两人一起沉默着快步而回,施礼辞职时,我诚恳诚意地对他说道:“多谢四王爷。”他随便挥了挥手让我起来,自回身拜别。
十三阿哥一笑起家,横笛唇边,面向敏敏,微微一点头,委宛婉转的笛声荡出,敏敏一听曲音,面色震惊,定定看着十三阿哥。十三阿哥不愧是乐律妙手,只听过两遍,可梅之高洁不平,伊人之密意尽现笛音中。
忽听得草丛间细细簌簌的声音,侧头看去,四阿哥正徐行而来,我忙俯身存候,他抬了抬手让我起来。
我在歌声中,向外走去,未辨方向,只随便捡着人少的处所走。歌声渐低,越去越远,终不成闻。我脑中忽地闪现“音渐不闻声渐消,多情总被无情恼”。人若无情,或许才真正能阔别烦恼!
我听得似明白非明白,不晓得福从何来,模糊感受应当和将来谁担当王位有关,想着敏敏,叹道,真是那里都少不了权力之争,只是不晓得康熙和苏完瓜尔佳王爷究竟是如何想的呢?转而又想到敏敏还不见得会中意佐鹰王子,我现在想那么多,干吗?
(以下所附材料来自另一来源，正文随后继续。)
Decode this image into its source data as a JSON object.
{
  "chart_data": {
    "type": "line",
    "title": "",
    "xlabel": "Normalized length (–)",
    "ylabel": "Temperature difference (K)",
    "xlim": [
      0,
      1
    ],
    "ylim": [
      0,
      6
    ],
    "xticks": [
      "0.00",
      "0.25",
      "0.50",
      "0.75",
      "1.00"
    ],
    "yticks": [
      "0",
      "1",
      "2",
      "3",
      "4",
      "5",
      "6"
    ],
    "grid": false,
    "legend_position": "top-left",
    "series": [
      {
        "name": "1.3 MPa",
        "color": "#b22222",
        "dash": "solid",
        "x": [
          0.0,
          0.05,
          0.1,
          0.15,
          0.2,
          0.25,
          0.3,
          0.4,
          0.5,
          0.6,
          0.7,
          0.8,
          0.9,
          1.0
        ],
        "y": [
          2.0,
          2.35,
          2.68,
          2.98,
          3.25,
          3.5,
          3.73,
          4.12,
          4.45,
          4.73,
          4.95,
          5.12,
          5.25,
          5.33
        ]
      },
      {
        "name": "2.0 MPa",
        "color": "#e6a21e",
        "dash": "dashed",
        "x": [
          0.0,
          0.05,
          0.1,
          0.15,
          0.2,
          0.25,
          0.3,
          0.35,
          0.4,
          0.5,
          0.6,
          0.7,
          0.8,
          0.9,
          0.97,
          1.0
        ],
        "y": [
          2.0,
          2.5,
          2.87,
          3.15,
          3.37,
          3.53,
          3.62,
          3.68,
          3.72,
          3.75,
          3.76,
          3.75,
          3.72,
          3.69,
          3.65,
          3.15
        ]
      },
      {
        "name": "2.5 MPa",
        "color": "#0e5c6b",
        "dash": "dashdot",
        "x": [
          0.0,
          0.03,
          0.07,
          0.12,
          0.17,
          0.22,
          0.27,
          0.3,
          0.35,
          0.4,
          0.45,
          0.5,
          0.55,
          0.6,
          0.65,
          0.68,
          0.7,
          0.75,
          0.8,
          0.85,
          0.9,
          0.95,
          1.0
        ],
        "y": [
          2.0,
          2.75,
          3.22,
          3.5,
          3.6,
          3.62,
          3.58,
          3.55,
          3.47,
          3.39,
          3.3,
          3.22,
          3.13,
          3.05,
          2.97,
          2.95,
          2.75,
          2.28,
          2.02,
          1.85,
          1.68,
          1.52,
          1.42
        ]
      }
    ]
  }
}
我沉默了一会,不知为何,或许因为早晨的一幕幕仍然荡漾在脑海里,感情大于明智,或许是感觉一个晓得放划子赏荷的人应当懂的,竟然不由自主地说出了内心话,“我太累了!这些年在宫里呆着,步步都是端方,到处都故意计,凡事都是再三揣摩完后还要再三揣摩,可我底子不是如许的人。我只想分开,想走得远远的,想笑时就大声笑,想哭时就放声哭,怒时能够当恶妻,和顺时能够扮大师闺秀。嫁人,现在看来,不过是从紫禁城这个大樊笼,换到一个小樊笼里,还不见得有我在紫禁城里风景,我为甚么要嫁?这些年宫里的争斗看得实在太多了,后宫里的那些事情,王爷只怕也略知一二,可更阴暗的,都是你们男人不晓得的。四王爷,我没有骗你,想着嫁人后的妻妾之争,我真感觉不如剪了头发去做姑子。”
尾音结束,十三阿哥向敏敏弯了哈腰,又重头吹起,敏敏站起,随音而唱:
一剪寒梅
我不甘心肠问:“我不嫁,真的不成以吗?我不嫁,不会毛病任何人,为甚么就非要给我指婚呢?”
我底子不肯意明白?我是不是一向鄙人认识地哄着本身前面是有幸运的?要不然这日子该如何熬呢?
“……
四阿哥冷冷地说:“你是听不懂我的话呢?还是你底子不肯意明白?决定这件事情的人是皇阿玛,你只能顺从。”